Scared stiff but with nowhere to hide, Ken Scott tried to block out the sight of his comrades being gunned down as he pushed up the Normandy beach on D-Day.
“Soldiers were falling all around, and they were hollering and shouting and calling for their mothers,” recalls the British army veteran, now a frail 97-year-old.
“We just had to brush it aside and just keep going, we couldn’t stop and help them. It was just impossible. We would have been dead ourselves.
“We had to get ashore and stop those machine guns.”
Suppressed for many years, the memories are fresh in Scott’s mind as he prepares to return to France next month for the 70th anniversary commemorations of D-Day.
As one of 130,000 Allied soldiers who landed in France on June 6th, 1944, he was part of an invasion that would turn the tide of World War II.
But he takes no pride in it.
“How can you be proud when you see your own mates being machine-gunned down? You can’t. No,” he said, his voice breaking even now.

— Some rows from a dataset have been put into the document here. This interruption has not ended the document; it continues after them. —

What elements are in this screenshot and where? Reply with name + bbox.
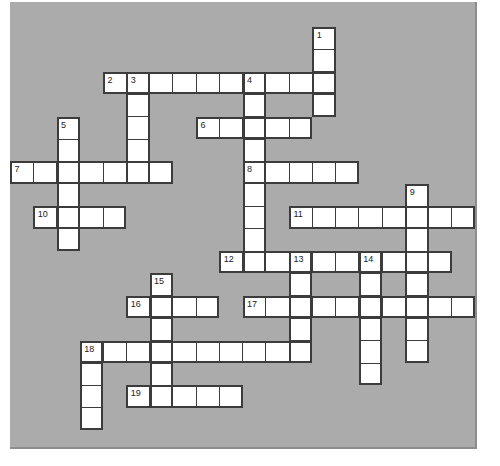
cell-divider <box>335 206 336 228</box>
cell-r6-c11[interactable] <box>266 161 289 183</box>
cell-r4-c9[interactable] <box>219 117 242 139</box>
cell-divider <box>149 385 150 407</box>
cell-divider <box>242 117 243 139</box>
cell-divider <box>359 295 382 296</box>
cell-divider <box>56 161 57 183</box>
cell-r8-c12[interactable] <box>289 206 312 228</box>
cell-divider <box>126 139 149 140</box>
cell-r16-c9[interactable] <box>219 385 242 407</box>
cell-r1-c13[interactable] <box>312 49 335 71</box>
cell-divider <box>289 251 290 273</box>
cell-divider <box>150 318 173 319</box>
cell-r13-c15[interactable] <box>359 318 382 340</box>
cell-divider <box>335 296 336 318</box>
cell-r12-c11[interactable] <box>266 296 289 318</box>
cell-r10-c16[interactable] <box>382 251 405 273</box>
cell-divider <box>103 341 104 363</box>
cell-r7-c17[interactable] <box>405 184 428 206</box>
cell-r5-c10[interactable] <box>243 139 266 161</box>
cell-r6-c1[interactable] <box>33 161 56 183</box>
cell-r9-c17[interactable] <box>405 229 428 251</box>
cell-divider <box>312 71 335 72</box>
cell-r8-c1[interactable] <box>33 206 56 228</box>
cell-r8-c10[interactable] <box>243 206 266 228</box>
cell-divider <box>312 72 313 94</box>
cell-divider <box>289 296 290 318</box>
cell-divider <box>219 341 220 363</box>
cell-r14-c9[interactable] <box>219 341 242 363</box>
cell-r12-c10[interactable] <box>243 296 266 318</box>
cell-r13-c17[interactable] <box>405 318 428 340</box>
cell-r12-c17[interactable] <box>405 296 428 318</box>
cell-r11-c6[interactable] <box>150 273 173 295</box>
crossword-page: 12345678910111213141516171819 <box>0 0 500 466</box>
crossword-grid: 12345678910111213141516171819 <box>10 27 475 430</box>
cell-divider <box>126 161 149 162</box>
cell-divider <box>405 206 428 207</box>
cell-r16-c6[interactable] <box>150 385 173 407</box>
cell-r15-c3[interactable] <box>80 363 103 385</box>
cell-r3-c10[interactable] <box>243 94 266 116</box>
cell-r6-c2[interactable] <box>57 161 80 183</box>
cell-divider <box>243 206 266 207</box>
cell-divider <box>57 183 80 184</box>
cell-r12-c8[interactable] <box>196 296 219 318</box>
cell-r7-c2[interactable] <box>57 184 80 206</box>
cell-r16-c3[interactable] <box>80 385 103 407</box>
cell-r4-c2[interactable] <box>57 117 80 139</box>
cell-divider <box>57 139 80 140</box>
cell-r9-c10[interactable] <box>243 229 266 251</box>
cell-r14-c6[interactable] <box>150 341 173 363</box>
cell-r8-c13[interactable] <box>312 206 335 228</box>
cell-r14-c8[interactable] <box>196 341 219 363</box>
cell-r6-c14[interactable] <box>336 161 359 183</box>
cell-r11-c17[interactable] <box>405 273 428 295</box>
cell-r5-c5[interactable] <box>126 139 149 161</box>
cell-divider <box>405 228 428 229</box>
cell-r2-c11[interactable] <box>266 72 289 94</box>
cell-r6-c5[interactable] <box>126 161 149 183</box>
cell-divider <box>265 161 266 183</box>
cell-divider <box>289 318 312 319</box>
cell-r14-c5[interactable] <box>126 341 149 363</box>
cell-divider <box>405 318 428 319</box>
cell-r8-c2[interactable] <box>57 206 80 228</box>
cell-divider <box>405 273 428 274</box>
cell-r12-c18[interactable] <box>429 296 452 318</box>
cell-divider <box>57 161 80 162</box>
cell-divider <box>242 72 243 94</box>
cell-r12-c6[interactable] <box>150 296 173 318</box>
cell-divider <box>80 385 103 386</box>
cell-r6-c13[interactable] <box>312 161 335 183</box>
cell-divider <box>56 206 57 228</box>
cell-divider <box>149 161 150 183</box>
cell-r8-c3[interactable] <box>80 206 103 228</box>
cell-divider <box>289 161 290 183</box>
cell-divider <box>289 340 312 341</box>
cell-divider <box>358 296 359 318</box>
cell-divider <box>79 161 80 183</box>
cell-divider <box>358 251 359 273</box>
cell-r2-c6[interactable] <box>150 72 173 94</box>
cell-divider <box>312 206 313 228</box>
cell-r14-c10[interactable] <box>243 341 266 363</box>
cell-divider <box>335 251 336 273</box>
cell-divider <box>172 296 173 318</box>
cell-r13-c12[interactable] <box>289 318 312 340</box>
cell-r8-c14[interactable] <box>336 206 359 228</box>
cell-divider <box>335 161 336 183</box>
cell-divider <box>149 341 150 363</box>
cell-divider <box>405 206 406 228</box>
cell-divider <box>359 273 382 274</box>
cell-r8-c15[interactable] <box>359 206 382 228</box>
cell-r8-c19[interactable] <box>452 206 475 228</box>
cell-r14-c7[interactable] <box>173 341 196 363</box>
cell-r10-c18[interactable] <box>429 251 452 273</box>
cell-r10-c9[interactable] <box>219 251 242 273</box>
cell-divider <box>219 117 220 139</box>
cell-r16-c8[interactable] <box>196 385 219 407</box>
cell-r6-c0[interactable] <box>10 161 33 183</box>
cell-r16-c7[interactable] <box>173 385 196 407</box>
cell-r3-c13[interactable] <box>312 94 335 116</box>
cell-r2-c8[interactable] <box>196 72 219 94</box>
cell-divider <box>243 116 266 117</box>
cell-r15-c6[interactable] <box>150 363 173 385</box>
cell-r14-c17[interactable] <box>405 341 428 363</box>
cell-divider <box>382 251 383 273</box>
cell-r2-c12[interactable] <box>289 72 312 94</box>
cell-r4-c12[interactable] <box>289 117 312 139</box>
cell-divider <box>359 340 382 341</box>
cell-divider <box>196 385 197 407</box>
cell-divider <box>312 161 313 183</box>
cell-divider <box>265 117 266 139</box>
cell-divider <box>57 228 80 229</box>
cell-r4-c5[interactable] <box>126 117 149 139</box>
cell-divider <box>451 206 452 228</box>
cell-r8-c17[interactable] <box>405 206 428 228</box>
cell-r12-c19[interactable] <box>452 296 475 318</box>
cell-divider <box>382 206 383 228</box>
cell-r14-c4[interactable] <box>103 341 126 363</box>
cell-divider <box>172 385 173 407</box>
cell-r0-c13[interactable] <box>312 27 335 49</box>
cell-divider <box>150 295 173 296</box>
cell-divider <box>312 94 335 95</box>
cell-r6-c3[interactable] <box>80 161 103 183</box>
cell-divider <box>242 251 243 273</box>
cell-divider <box>289 341 290 363</box>
cell-r10-c11[interactable] <box>266 251 289 273</box>
cell-divider <box>289 72 290 94</box>
cell-r9-c2[interactable] <box>57 229 80 251</box>
cell-divider <box>405 295 428 296</box>
cell-r14-c12[interactable] <box>289 341 312 363</box>
cell-r13-c6[interactable] <box>150 318 173 340</box>
cell-divider <box>405 251 428 252</box>
cell-divider <box>265 72 266 94</box>
cell-r12-c13[interactable] <box>312 296 335 318</box>
cell-divider <box>289 295 312 296</box>
cell-divider <box>428 251 429 273</box>
cell-r16-c5[interactable] <box>126 385 149 407</box>
cell-divider <box>126 161 127 183</box>
cell-r2-c10[interactable] <box>243 72 266 94</box>
cell-r12-c7[interactable] <box>173 296 196 318</box>
cell-divider <box>312 296 313 318</box>
cell-r2-c13[interactable] <box>312 72 335 94</box>
cell-divider <box>172 341 173 363</box>
cell-divider <box>57 206 80 207</box>
cell-divider <box>289 273 312 274</box>
cell-divider <box>242 341 243 363</box>
cell-divider <box>265 296 266 318</box>
cell-r4-c11[interactable] <box>266 117 289 139</box>
cell-r6-c6[interactable] <box>150 161 173 183</box>
cell-divider <box>103 206 104 228</box>
cell-divider <box>243 251 266 252</box>
cell-r10-c17[interactable] <box>405 251 428 273</box>
cell-divider <box>150 340 173 341</box>
cell-divider <box>219 72 220 94</box>
cell-r3-c5[interactable] <box>126 94 149 116</box>
cell-divider <box>172 72 173 94</box>
cell-r8-c18[interactable] <box>429 206 452 228</box>
cell-divider <box>405 296 406 318</box>
cell-r10-c12[interactable] <box>289 251 312 273</box>
cell-divider <box>312 49 335 50</box>
cell-r11-c15[interactable] <box>359 273 382 295</box>
cell-r14-c3[interactable] <box>80 341 103 363</box>
cell-r12-c14[interactable] <box>336 296 359 318</box>
cell-r15-c15[interactable] <box>359 363 382 385</box>
cell-divider <box>196 72 197 94</box>
cell-divider <box>359 363 382 364</box>
cell-r6-c12[interactable] <box>289 161 312 183</box>
cell-r6-c4[interactable] <box>103 161 126 183</box>
cell-divider <box>149 72 150 94</box>
cell-divider <box>358 206 359 228</box>
cell-divider <box>428 206 429 228</box>
cell-r10-c14[interactable] <box>336 251 359 273</box>
cell-divider <box>451 296 452 318</box>
cell-divider <box>312 251 313 273</box>
cell-r10-c13[interactable] <box>312 251 335 273</box>
cell-divider <box>219 385 220 407</box>
cell-r8-c4[interactable] <box>103 206 126 228</box>
cell-r12-c5[interactable] <box>126 296 149 318</box>
cell-divider <box>80 363 103 364</box>
cell-divider <box>243 139 266 140</box>
cell-divider <box>126 341 127 363</box>
cell-divider <box>243 94 266 95</box>
cell-r2-c5[interactable] <box>126 72 149 94</box>
cell-divider <box>289 117 290 139</box>
cell-divider <box>80 407 103 408</box>
cell-divider <box>243 228 266 229</box>
cell-divider <box>405 340 428 341</box>
cell-r7-c10[interactable] <box>243 184 266 206</box>
cell-r12-c12[interactable] <box>289 296 312 318</box>
cell-divider <box>265 341 266 363</box>
cell-divider <box>150 385 173 386</box>
cell-r12-c15[interactable] <box>359 296 382 318</box>
cell-divider <box>150 363 173 364</box>
cell-divider <box>428 296 429 318</box>
cell-r14-c15[interactable] <box>359 341 382 363</box>
cell-divider <box>405 251 406 273</box>
cell-divider <box>196 341 197 363</box>
cell-r4-c8[interactable] <box>196 117 219 139</box>
cell-divider <box>243 161 266 162</box>
cell-r11-c12[interactable] <box>289 273 312 295</box>
cell-divider <box>265 251 266 273</box>
cell-r2-c7[interactable] <box>173 72 196 94</box>
cell-r12-c16[interactable] <box>382 296 405 318</box>
cell-r5-c2[interactable] <box>57 139 80 161</box>
cell-r2-c9[interactable] <box>219 72 242 94</box>
cell-divider <box>149 296 150 318</box>
cell-r6-c10[interactable] <box>243 161 266 183</box>
cell-divider <box>196 296 197 318</box>
cell-r10-c15[interactable] <box>359 251 382 273</box>
cell-divider <box>126 94 149 95</box>
cell-divider <box>33 161 34 183</box>
cell-r8-c16[interactable] <box>382 206 405 228</box>
cell-r14-c11[interactable] <box>266 341 289 363</box>
cell-r10-c10[interactable] <box>243 251 266 273</box>
cell-divider <box>103 161 104 183</box>
cell-r2-c4[interactable] <box>103 72 126 94</box>
cell-r4-c10[interactable] <box>243 117 266 139</box>
cell-r17-c3[interactable] <box>80 408 103 430</box>
cell-divider <box>359 318 382 319</box>
cell-divider <box>126 72 127 94</box>
cell-divider <box>79 206 80 228</box>
cell-divider <box>126 116 149 117</box>
cell-divider <box>243 183 266 184</box>
cell-divider <box>382 296 383 318</box>
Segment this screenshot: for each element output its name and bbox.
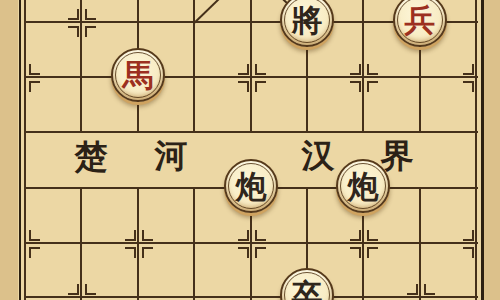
board-border-right — [481, 0, 484, 300]
point-marker — [85, 284, 96, 295]
board-border-left — [19, 0, 22, 300]
point-marker — [29, 64, 40, 75]
point-marker — [142, 230, 153, 241]
piece-glyph: 炮 — [348, 171, 379, 202]
piece-black-cannon-right[interactable]: 炮 — [336, 159, 390, 213]
point-marker — [255, 247, 266, 258]
point-marker — [255, 230, 266, 241]
board-right-margin — [484, 0, 500, 300]
grid-line-file — [475, 0, 477, 300]
point-marker — [125, 247, 136, 258]
point-marker — [367, 247, 378, 258]
piece-black-soldier[interactable]: 卒 — [280, 268, 334, 300]
piece-glyph: 將 — [292, 5, 323, 36]
point-marker — [125, 230, 136, 241]
point-marker — [350, 247, 361, 258]
river-label-jie: 界 — [381, 140, 414, 173]
grid-line-rank — [25, 76, 478, 78]
grid-line-file — [137, 188, 139, 300]
point-marker — [350, 64, 361, 75]
grid-line-file — [362, 0, 364, 132]
point-marker — [463, 64, 474, 75]
grid-line-file — [193, 188, 195, 300]
river-label-chu: 楚 — [75, 141, 108, 174]
grid-line-rank — [25, 131, 478, 133]
piece-glyph: 卒 — [292, 280, 323, 300]
palace-diagonal — [193, 0, 252, 23]
point-marker — [29, 230, 40, 241]
piece-glyph: 炮 — [236, 171, 267, 202]
point-marker — [367, 230, 378, 241]
piece-glyph: 兵 — [405, 5, 436, 36]
point-marker — [424, 284, 435, 295]
point-marker — [350, 230, 361, 241]
point-marker — [68, 26, 79, 37]
piece-black-cannon-left[interactable]: 炮 — [224, 159, 278, 213]
xiangqi-board: 楚 河 汉 界 將兵馬炮炮卒 — [0, 0, 500, 300]
river-label-han: 汉 — [302, 140, 335, 173]
point-marker — [255, 81, 266, 92]
point-marker — [68, 9, 79, 20]
board-left-margin — [0, 0, 18, 300]
grid-line-rank — [25, 242, 478, 244]
river-label-he: 河 — [155, 140, 188, 173]
grid-line-file — [24, 0, 26, 300]
point-marker — [238, 247, 249, 258]
point-marker — [238, 81, 249, 92]
point-marker — [463, 81, 474, 92]
point-marker — [68, 284, 79, 295]
grid-line-file — [80, 0, 82, 132]
grid-line-file — [80, 188, 82, 300]
grid-line-file — [419, 188, 421, 300]
grid-line-file — [250, 0, 252, 132]
piece-glyph: 馬 — [123, 60, 154, 91]
point-marker — [367, 81, 378, 92]
point-marker — [350, 81, 361, 92]
piece-red-soldier[interactable]: 兵 — [393, 0, 447, 47]
point-marker — [367, 64, 378, 75]
point-marker — [29, 247, 40, 258]
point-marker — [238, 64, 249, 75]
point-marker — [463, 247, 474, 258]
point-marker — [85, 9, 96, 20]
point-marker — [238, 230, 249, 241]
point-marker — [463, 230, 474, 241]
grid-line-rank — [25, 296, 478, 298]
point-marker — [29, 81, 40, 92]
point-marker — [407, 284, 418, 295]
point-marker — [85, 26, 96, 37]
piece-black-general[interactable]: 將 — [280, 0, 334, 47]
point-marker — [142, 247, 153, 258]
piece-red-horse[interactable]: 馬 — [111, 48, 165, 102]
point-marker — [255, 64, 266, 75]
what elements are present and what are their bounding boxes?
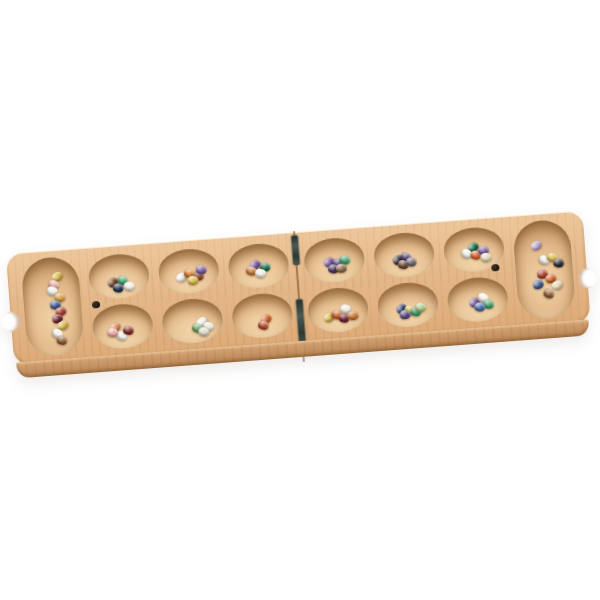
gemstone-counter [415, 302, 426, 312]
pit-top-4[interactable] [302, 236, 366, 284]
gemstone-counter [187, 275, 199, 285]
mancala-board [6, 211, 592, 384]
gemstone-counter [553, 258, 564, 268]
pit-bottom-1[interactable] [91, 302, 155, 350]
gemstone-counter [55, 335, 68, 347]
pit-bottom-4[interactable] [306, 286, 370, 334]
photo-background [0, 0, 600, 600]
pit-bottom-6[interactable] [446, 276, 510, 324]
pit-bottom-2[interactable] [161, 297, 225, 345]
pit-grid-right [300, 223, 513, 336]
gemstone-counter [347, 311, 359, 321]
gemstone-counter [529, 238, 543, 252]
gemstone-counter [531, 278, 545, 290]
finger-notch-right [578, 268, 597, 289]
gemstone-counter [474, 302, 485, 312]
pit-top-5[interactable] [372, 231, 436, 279]
pit-top-1[interactable] [87, 252, 151, 300]
pit-bottom-5[interactable] [376, 281, 440, 329]
pit-bottom-3[interactable] [230, 292, 294, 340]
pit-grid-left [84, 240, 297, 353]
store-right[interactable] [512, 219, 576, 321]
gemstone-counter [480, 252, 492, 262]
gemstone-counter [123, 281, 134, 291]
gemstone-counter [336, 263, 348, 273]
gemstone-counter [255, 269, 266, 279]
store-left[interactable] [20, 256, 84, 358]
gemstone-counter [198, 327, 209, 337]
gemstone-counter [196, 265, 207, 275]
pit-top-2[interactable] [157, 247, 221, 295]
gemstone-counter [406, 257, 417, 267]
pit-top-3[interactable] [227, 242, 291, 290]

Staring out the window of his bungalow in Royal Wootton Bassett, a small town in southern England, Scott is almost pleading, as if he is still trying to justify his survival.
More than 3,000 troops were killed on D-Day, many of them mown down by German machine gun fire within seconds of stepping onto the beaches.
Scott had had three years experience fighting in north Africa, but it was luck as much as anything who was shot on that fateful day.
“I was as terrified as everybody else. Scared stiff,” he said. “But there was nowhere to go. You had to go forward. There was nowhere to hide.”
- ‘Absolute chaos’ -
The invasion had been meticulously planned, but for the soldiers on the ground, the reality of the massive land, air and sea attack was overwhelming.
“There was bombs and shells and God knows what going on all the time. You don’t know whether it was aimed at you or Tom, Dick or Harry. Everybody was getting it,” Scott said.
These days, he has trouble walking and his eyesight is fading, but the veteran has a vivid memory of stepping off a landing craft into the water and onto the beach.
“You couldn’t see the water for ships. And the noise and the smell…” Scott said.
“Imagine — the whole of the navy opening up with their guns, blasting away at the cliffs to stop the machine guns.
“Then there were the bombers overhead, and some of the bombs were falling a bit short — absolute chaos.”
Having survived the onslaught, Scott marched through northern France and fought on for another 11 months until a ceasefire was agreed, ending five years of service in which he saw some of the worst incidents of the war.
Before D-Day, as a member of the Durham Light Infantry he spent three long years with the Eighth Army in Egypt and Libya as a “Desert Rat”, and fought at El-Alamein.
Near the end of the war, he was among the first to reach the concentration camp at Belsen, the hideous memory of which causes his voice to break for a second time.
“I don’t want to talk about it,” he said.
- ‘It had to be’ -
Despite his horror at the loss of life, the barbarity of the Nazis convinced Scott that the war was justified.
“We really had to take the Nazi clique out, it had to be,” he said, yet he insists he bears “no hatred, none at all” towards ordinary Germans.
Scott went back to Normandy five years ago for the first time with his son but now, with “one foot in the grave and the other on a bar of soap”, he wants to say goodbye.
At a ceremony at Bayeux Cathedral, he intends to wear a replica khaki uniform that was made for him a few years ago to raise money for the Royal British Legion charity.
He said: “If any journalists ask me why I’m dressed like that, I’m going to answer: ‘Well, this is how I came to France 70 years ago, and this is the way I’m leaving.
“‘Au revoir. Vivent les Francais.’ And then I’ll come home.”